|By Admin1 (admin) on Thursday, November 01, 2001 - 10:08 am: Edit Post|
What's the Alternative to Gaddi Vasquez? RPCVs should not just say that they don't want Gaddi Vasquez as the next Peace Corps Director. They should be prepared to present an alternative. They should be prepared to make a positive contribution to the discussion. Hopefully when Mr. Vasquez withdraws his nomination or his confirmation is defeated, the RPCV community will be prepared to present a list of qualified candidates who are acceptable to the White House.
Here's one potential candidate who is not only qualified but would meet the administration's political objectives. We're sure there are other good candidates. Read the message below from John Coyne of the Peace Corps Writers and give your opinion in the links above.
We have received several emails from RPCVs saying words to the effect of, "well, if you don't want Gaddi Vasquez, do you have anyone better?". Actually we have several dozen RPCVs who are more qualified than the former California police officer, Mr. Vasquez.
However, the selection of the next director belongs to the White House, We only ask, as RPCVs who care about the Peace Corps, that the Director be qualifed for the position. That is all we asked.
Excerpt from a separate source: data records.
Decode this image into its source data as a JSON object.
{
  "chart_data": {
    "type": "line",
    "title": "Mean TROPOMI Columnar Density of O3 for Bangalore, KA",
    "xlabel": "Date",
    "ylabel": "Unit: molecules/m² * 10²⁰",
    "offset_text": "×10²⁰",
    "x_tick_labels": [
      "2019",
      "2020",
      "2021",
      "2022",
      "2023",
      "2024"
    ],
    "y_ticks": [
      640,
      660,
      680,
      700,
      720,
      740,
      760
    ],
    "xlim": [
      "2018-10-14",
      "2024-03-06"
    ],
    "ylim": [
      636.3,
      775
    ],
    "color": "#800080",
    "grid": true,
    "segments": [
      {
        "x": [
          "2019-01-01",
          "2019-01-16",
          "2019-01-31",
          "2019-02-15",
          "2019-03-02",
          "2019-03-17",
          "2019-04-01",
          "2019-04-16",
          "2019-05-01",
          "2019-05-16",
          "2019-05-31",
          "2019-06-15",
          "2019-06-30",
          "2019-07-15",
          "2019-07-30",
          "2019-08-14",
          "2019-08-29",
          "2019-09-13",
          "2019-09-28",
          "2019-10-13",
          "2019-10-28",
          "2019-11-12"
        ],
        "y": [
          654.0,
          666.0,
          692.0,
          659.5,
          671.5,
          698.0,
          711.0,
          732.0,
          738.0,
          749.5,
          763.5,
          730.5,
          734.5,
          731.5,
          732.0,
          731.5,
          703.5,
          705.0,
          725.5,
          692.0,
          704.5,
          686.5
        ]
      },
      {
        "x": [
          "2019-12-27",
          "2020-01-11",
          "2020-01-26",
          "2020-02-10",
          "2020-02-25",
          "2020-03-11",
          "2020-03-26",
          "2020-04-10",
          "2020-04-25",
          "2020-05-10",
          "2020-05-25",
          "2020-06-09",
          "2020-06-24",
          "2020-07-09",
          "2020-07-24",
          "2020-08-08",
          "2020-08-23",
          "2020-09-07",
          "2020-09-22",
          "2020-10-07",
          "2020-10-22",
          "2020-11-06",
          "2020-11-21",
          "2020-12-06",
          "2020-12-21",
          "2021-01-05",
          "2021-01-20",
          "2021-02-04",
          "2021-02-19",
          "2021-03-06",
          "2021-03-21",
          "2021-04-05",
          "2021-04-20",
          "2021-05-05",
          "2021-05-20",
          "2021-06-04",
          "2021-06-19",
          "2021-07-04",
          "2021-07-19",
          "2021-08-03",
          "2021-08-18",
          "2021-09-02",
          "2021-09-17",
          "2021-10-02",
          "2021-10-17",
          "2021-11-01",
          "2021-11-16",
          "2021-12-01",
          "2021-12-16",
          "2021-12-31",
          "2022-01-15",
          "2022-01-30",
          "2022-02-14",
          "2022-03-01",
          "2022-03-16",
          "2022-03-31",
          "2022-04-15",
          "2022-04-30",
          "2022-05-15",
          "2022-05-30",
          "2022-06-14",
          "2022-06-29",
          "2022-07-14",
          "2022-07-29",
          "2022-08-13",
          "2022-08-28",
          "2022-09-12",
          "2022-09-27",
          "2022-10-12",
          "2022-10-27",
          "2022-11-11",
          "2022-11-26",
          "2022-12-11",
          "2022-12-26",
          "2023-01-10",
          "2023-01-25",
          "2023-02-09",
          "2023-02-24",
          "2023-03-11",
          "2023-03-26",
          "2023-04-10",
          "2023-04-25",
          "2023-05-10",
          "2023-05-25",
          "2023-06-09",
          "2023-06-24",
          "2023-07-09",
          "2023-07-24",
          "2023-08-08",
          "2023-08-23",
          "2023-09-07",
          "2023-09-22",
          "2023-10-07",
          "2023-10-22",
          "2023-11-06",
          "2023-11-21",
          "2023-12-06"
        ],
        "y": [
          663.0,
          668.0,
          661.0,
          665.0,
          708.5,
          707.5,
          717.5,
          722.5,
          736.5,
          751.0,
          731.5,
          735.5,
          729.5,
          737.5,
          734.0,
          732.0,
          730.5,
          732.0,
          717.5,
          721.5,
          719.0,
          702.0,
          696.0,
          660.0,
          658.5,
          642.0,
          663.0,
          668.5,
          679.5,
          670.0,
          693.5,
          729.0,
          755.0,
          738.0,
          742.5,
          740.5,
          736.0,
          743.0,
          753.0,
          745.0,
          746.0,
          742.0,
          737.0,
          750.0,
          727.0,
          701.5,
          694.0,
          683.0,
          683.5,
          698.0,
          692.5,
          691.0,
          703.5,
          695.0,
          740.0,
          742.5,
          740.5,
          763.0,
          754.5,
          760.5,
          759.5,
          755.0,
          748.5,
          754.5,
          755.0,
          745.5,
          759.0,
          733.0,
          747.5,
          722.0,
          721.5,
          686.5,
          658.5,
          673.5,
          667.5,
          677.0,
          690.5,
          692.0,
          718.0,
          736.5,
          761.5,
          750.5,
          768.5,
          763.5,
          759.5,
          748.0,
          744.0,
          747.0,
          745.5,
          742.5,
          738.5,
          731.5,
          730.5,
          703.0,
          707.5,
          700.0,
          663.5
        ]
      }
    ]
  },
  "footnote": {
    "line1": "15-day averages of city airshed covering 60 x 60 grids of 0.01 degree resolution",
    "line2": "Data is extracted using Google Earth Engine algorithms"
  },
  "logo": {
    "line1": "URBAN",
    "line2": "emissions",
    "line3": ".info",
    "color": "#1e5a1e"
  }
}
However, for those of you who want names, and as a help to the White House, here is one person we think would be an outstanding Director. I have followed the President's lead in:
(1) picking someone from Southern California,
(2) a Hispanic,
(3) a Republican.
As far as we know the White House has not contacted him, nor has he put his name forward. Others should.
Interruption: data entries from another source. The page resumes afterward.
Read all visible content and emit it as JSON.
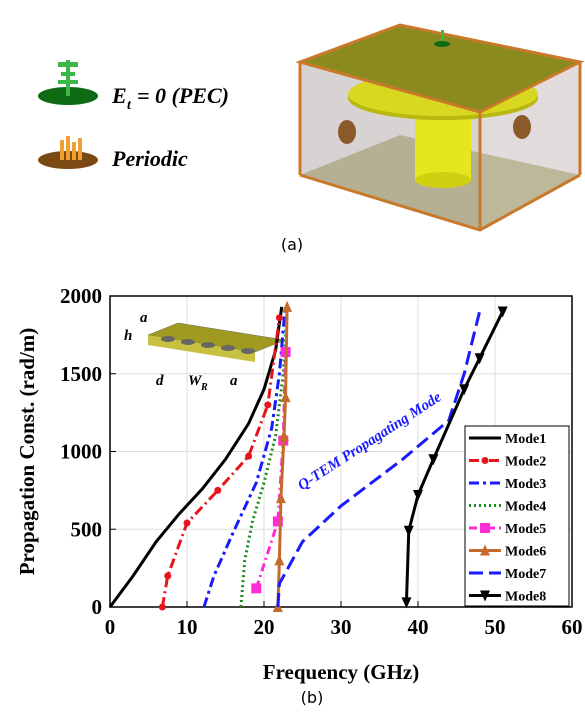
{
  "figure": {
    "panel_a_label": "(a)",
    "panel_b_label": "(b)",
    "legend_items": [
      {
        "symbol": "E",
        "subscript": "t",
        "text": "= 0 (PEC)"
      },
      {
        "text": "Periodic"
      }
    ]
  },
  "chart_data": {
    "type": "line",
    "xlabel": "Frequency (GHz)",
    "ylabel": "Propagation Const. (rad/m)",
    "xlim": [
      0,
      60
    ],
    "xticks": [
      0,
      10,
      20,
      30,
      40,
      50,
      60
    ],
    "ylim": [
      0,
      2000
    ],
    "yticks": [
      0,
      500,
      1000,
      1500,
      2000
    ],
    "grid": true,
    "legend": "lower right",
    "annotation": "Q-TEM Propagating Mode",
    "inset_labels": [
      "a",
      "h",
      "d",
      "W",
      "R",
      "a"
    ],
    "series": [
      {
        "name": "Mode1",
        "color": "#000000",
        "dash": "",
        "marker": null,
        "x": [
          0,
          3,
          6,
          9,
          12,
          15,
          18,
          20,
          21.5,
          22.3
        ],
        "values": [
          0,
          200,
          420,
          600,
          760,
          950,
          1180,
          1400,
          1650,
          1930
        ]
      },
      {
        "name": "Mode2",
        "color": "#e8141c",
        "dash": "10 4 2 4",
        "marker": "circle",
        "x": [
          6.8,
          7.5,
          10,
          14,
          18,
          20.5,
          22
        ],
        "values": [
          0,
          200,
          540,
          750,
          970,
          1300,
          1860
        ]
      },
      {
        "name": "Mode3",
        "color": "#1a1aff",
        "dash": "10 4 3 4",
        "marker": null,
        "x": [
          12.2,
          13.5,
          16,
          19,
          21,
          22,
          22.7
        ],
        "values": [
          0,
          200,
          480,
          800,
          1150,
          1500,
          1900
        ]
      },
      {
        "name": "Mode4",
        "color": "#1a8a1a",
        "dash": "2 3",
        "marker": null,
        "x": [
          17,
          17.5,
          18.5,
          20,
          21.5,
          22.5,
          23
        ],
        "values": [
          0,
          300,
          550,
          800,
          1100,
          1500,
          1900
        ]
      },
      {
        "name": "Mode5",
        "color": "#ff2bd4",
        "dash": "8 4 2 4",
        "marker": "square",
        "x": [
          19,
          21.8,
          22.5,
          22.8
        ],
        "values": [
          120,
          550,
          1070,
          1640
        ]
      },
      {
        "name": "Mode6",
        "color": "#c46a2c",
        "dash": "",
        "marker": "triangle",
        "x": [
          21.8,
          22,
          22.2,
          22.6,
          22.8,
          23
        ],
        "values": [
          0,
          300,
          700,
          1100,
          1350,
          1930
        ]
      },
      {
        "name": "Mode7",
        "color": "#1a1aff",
        "dash": "14 6",
        "marker": null,
        "x": [
          21.8,
          22,
          25,
          30,
          38,
          44,
          46,
          47,
          48
        ],
        "values": [
          0,
          150,
          420,
          650,
          950,
          1200,
          1500,
          1700,
          1900
        ]
      },
      {
        "name": "Mode8",
        "color": "#000000",
        "dash": "",
        "marker": "triangle-down",
        "x": [
          38.5,
          38.8,
          40,
          42,
          46,
          48,
          51
        ],
        "values": [
          30,
          490,
          720,
          950,
          1400,
          1600,
          1900
        ]
      }
    ]
  }
}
A great candidate for the position of Director of the Peace Corps is: Refugio Rochin.
Refugio is an RPCV who served in Colombia from 1962-64. Refugio was born in Southern California. His father was a farm worker.
He has a BA in Economics from Berkeley, a MS from the University of Arizona in Agricultural economics, with a minor in Anthropology. He has another MA in Communication from Michigan State, and a PhD from Michigan State in Agricultural Economics and International Development. His Phd dissertation is on "A Micro-economic Analysis of Smallholer Response to High-yielding Varieties of Wheat in West Pakistan."
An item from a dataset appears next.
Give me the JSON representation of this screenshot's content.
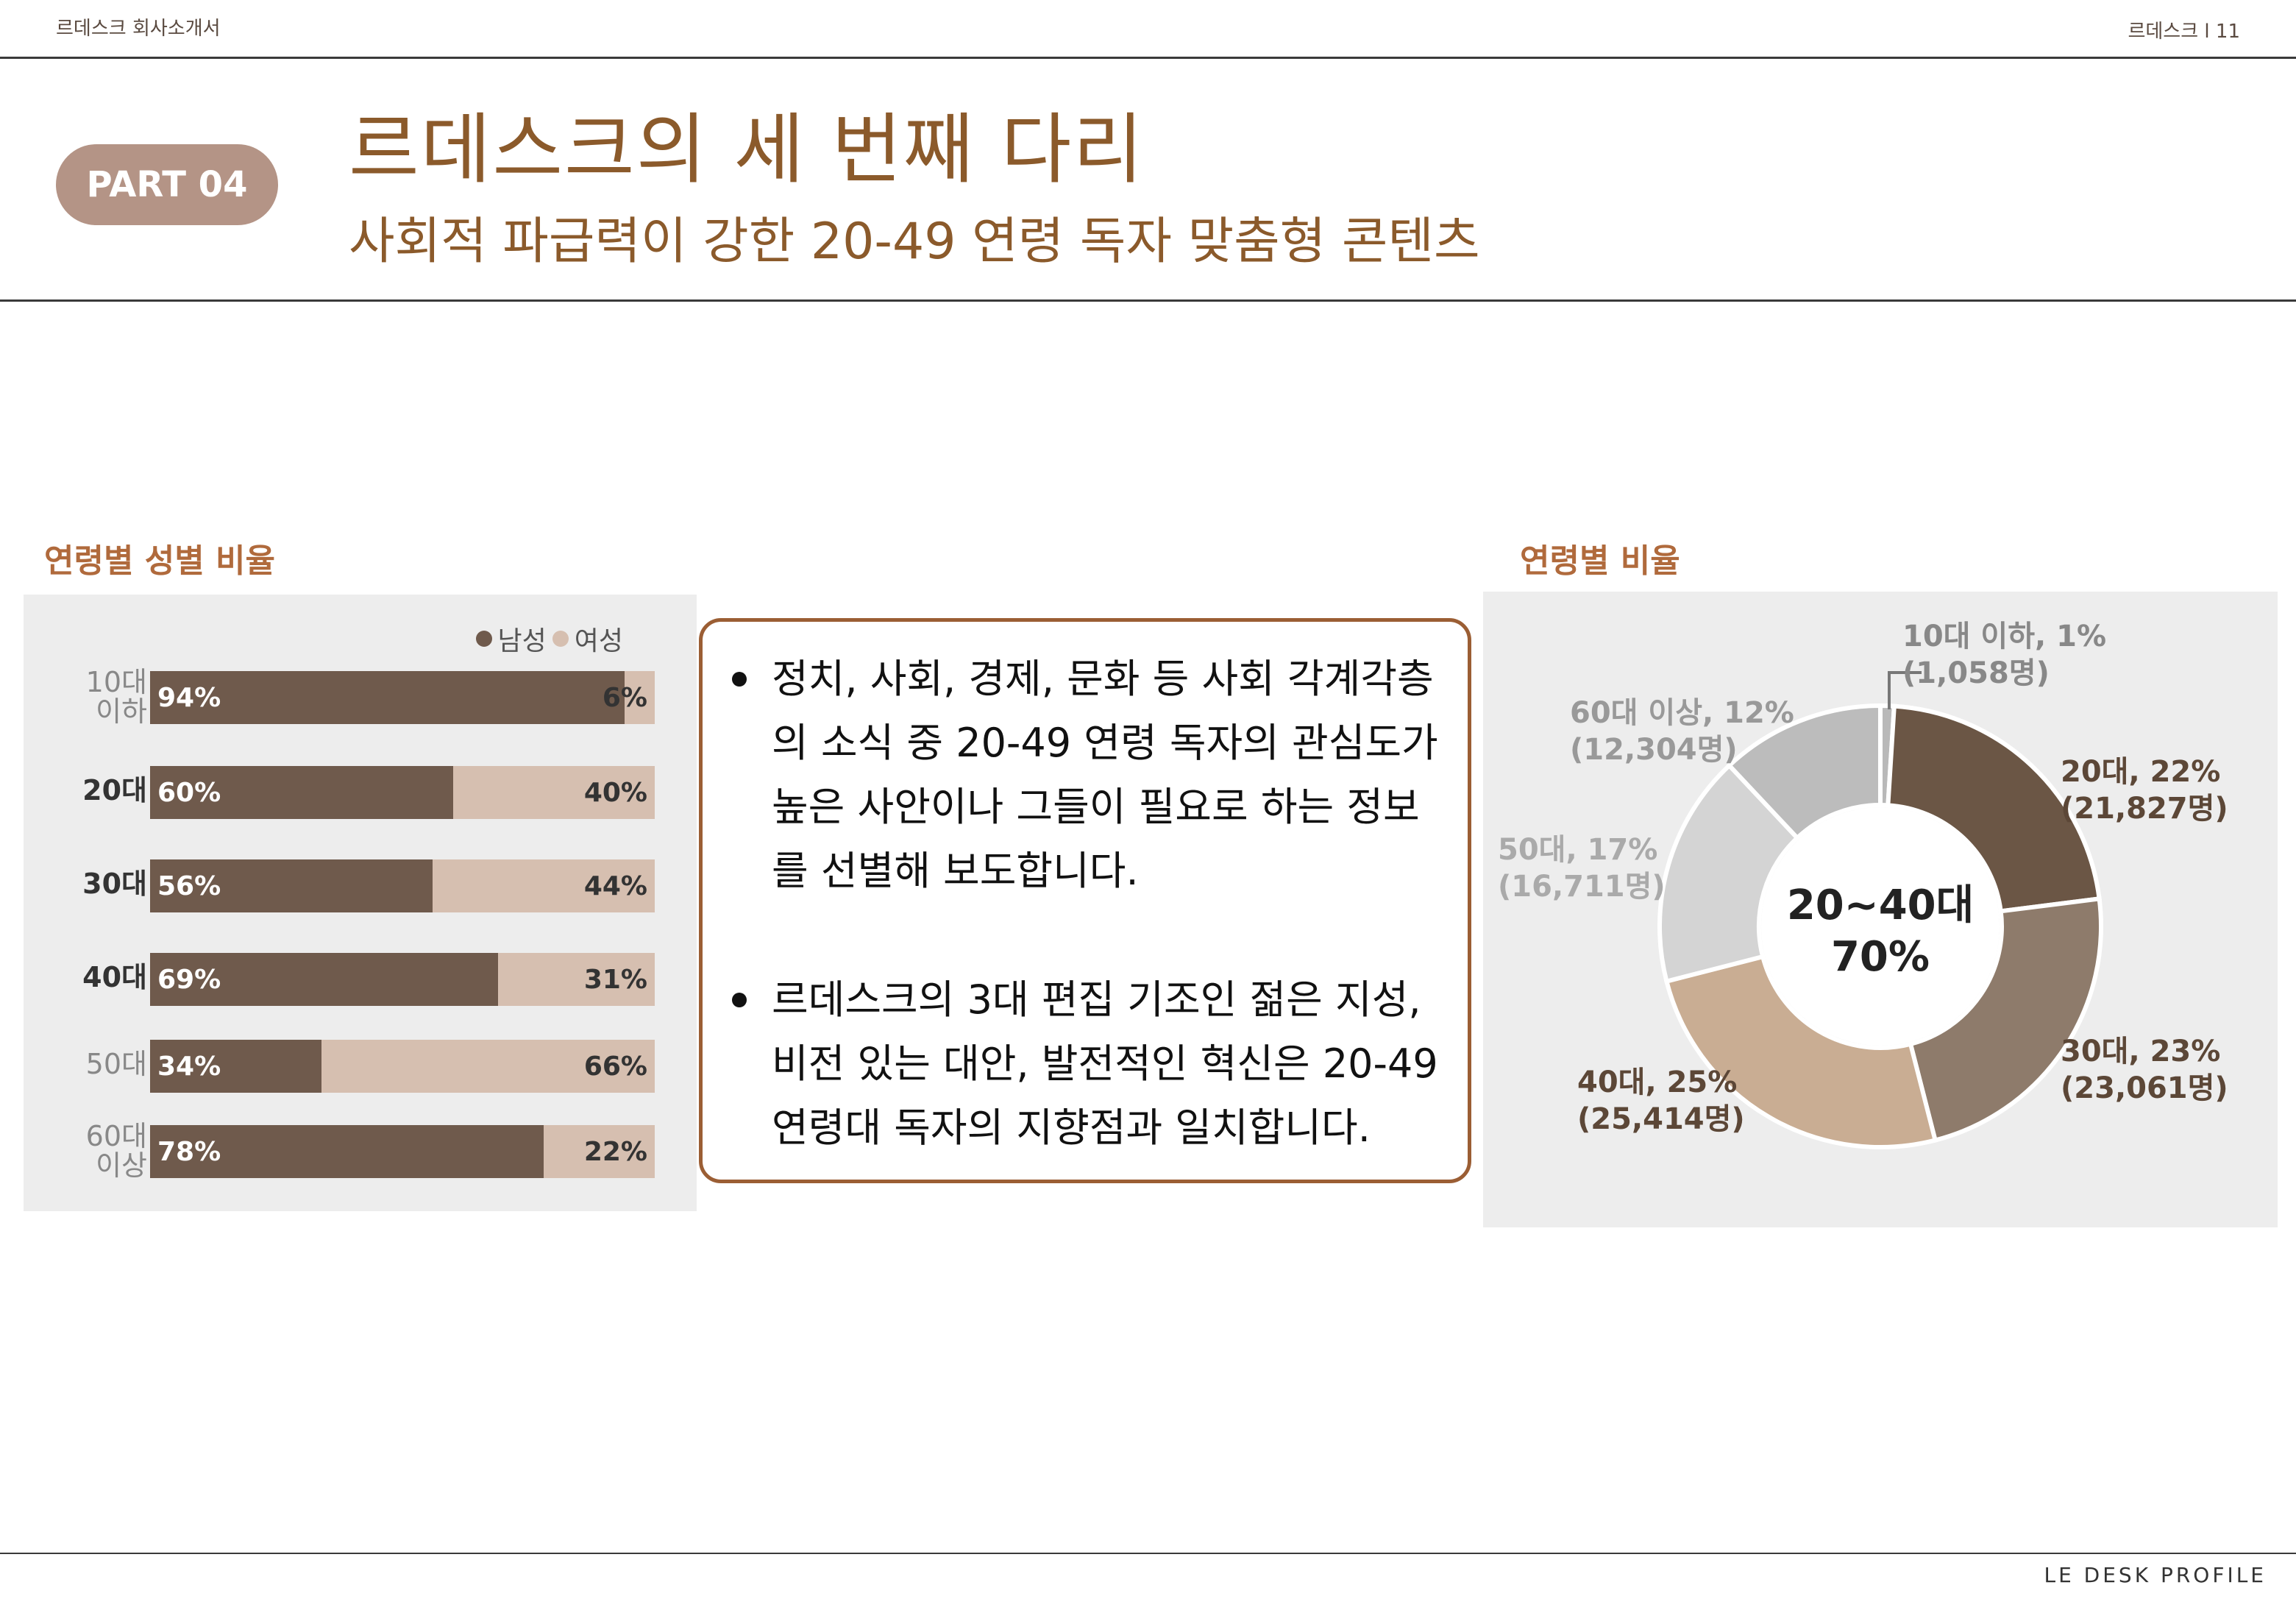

He has lived and worked in Pakistan, Bangladesh, Egypt, Gaza and the West Bank, Nigeria, South Korea, Peru, Ecuador, Panama, El Salvador, Honduras, Guatemala, Mexico, Barbados, St. Vincent, St. Lucia, Dominica, and Antigua, West Indies.
He has written over 100 books and articles since 1970, listed as one of the "Nation's Top 100 Hispanic Influentials" by Hispanic Business, Inc.
He is bilingual in Spanish and English, and studied, Urdu, Korean, Arabic and Portuguese.
He has also been a college dean, professor, chair of Chicana and Chicano Studies, and developed the Midwest Consortium for Latino Research, the largest research center for the studies of Latinos in the Midwest.
A father and grandfather, he is also a cyclist.
Since 1997, he has been the Chief Administrator of the Smithsonian Center for Latino Initiatives and Fund for Latino Initiatives.
That's just one candidate. The Returned Peace Corps Volunteer community has many, many more talented people to head the agency. Many are Republicans.